La Loterie est l’adaptation graphique d’une nouvelle d’horreur écrite en 1948 par Shirley Jackson, la grand-mère de Miles Hyman. Une nouvelle publiée à l’époque dans le New Yorker Magazine, et qui avait suscité des réactions indignées, voire hostiles, de la part d’un grand nombre de lecteurs. Certains pensaient que l’histoire racontée par Shirley Jackson était inspirée de faits réels… Or, elle est particulièrement glaçante.

Imaginez un petit village de la Nouvelle Angleterre, comptant 300 âmes à peine. Tout le monde se connaît et s’appelle par son prénom. Un jour par an, le 27 juin précisément, tout les habitants se rassemblent sur un terrain du village. C’est le jour de la Loterie.

Quelle intensité dans ce récit ! Au début, tout paraît si tranquille, chacun vaque à ses occupations alors qu’un doux soleil se lève sur la campagne. Mais très vite, le malaise s’installe. Que se passe-t-il ? À quoi va servir cette vieille urne en bois, transmise de génération en génération et conservée dans un coffre-fort ?

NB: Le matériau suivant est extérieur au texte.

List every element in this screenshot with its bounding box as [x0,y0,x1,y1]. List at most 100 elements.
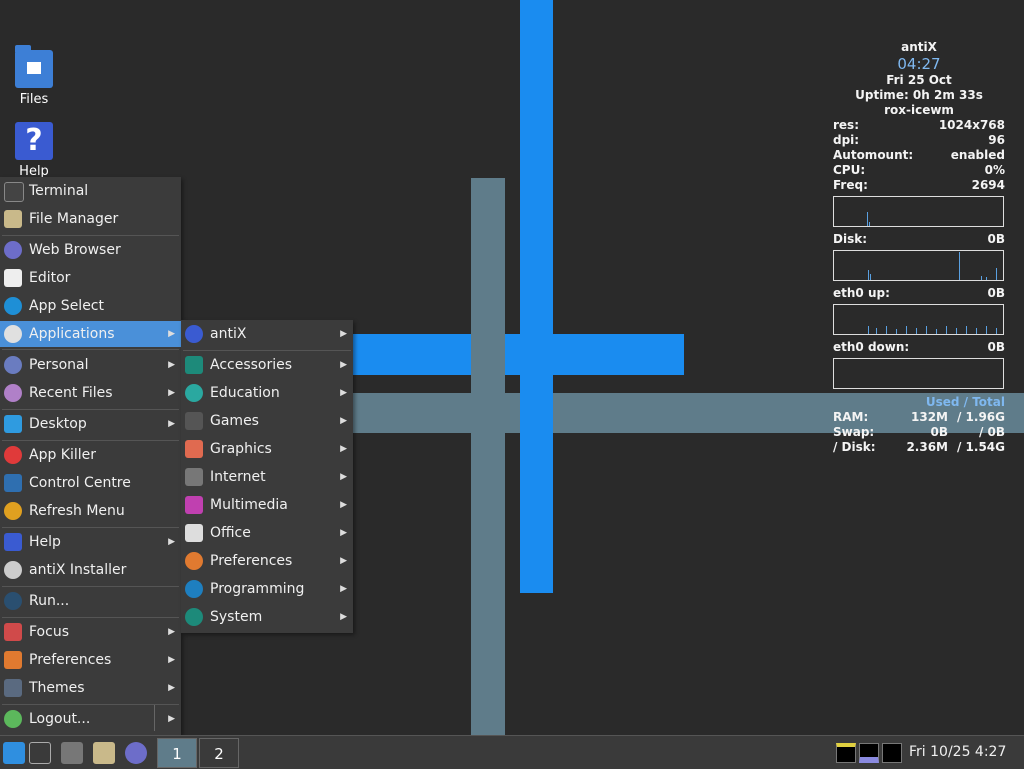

Le bon sens paysan... (extrait p. 85 © Casterman.)

Le bon sens paysan… (extrait p. 85 © Casterman.)

Un récit dont la lenteur, habilement mise en scène par le découpage des actions et la rareté des paroles, ne fait qu’accentuer la tension palpable qui règne sur la communauté. La vérité est d’abord rejetée par notre cerveau, qui cherche en vain une autre issue à ce qui s’amorce…

Les dessins aux tons ocres et mats, très réalistes, forment une galerie de tableaux de l’Amérique profonde, de ses croyances et traditions dont l’origine s’est perdue dans les limbes. Morbide et fascinant : un album effrayant dont on ressort sonné. Ce serait dommage de passer à côté !

La Loterie, Miles Hyman, éd. Casterman, sept. 2016, 168 p., 23 €.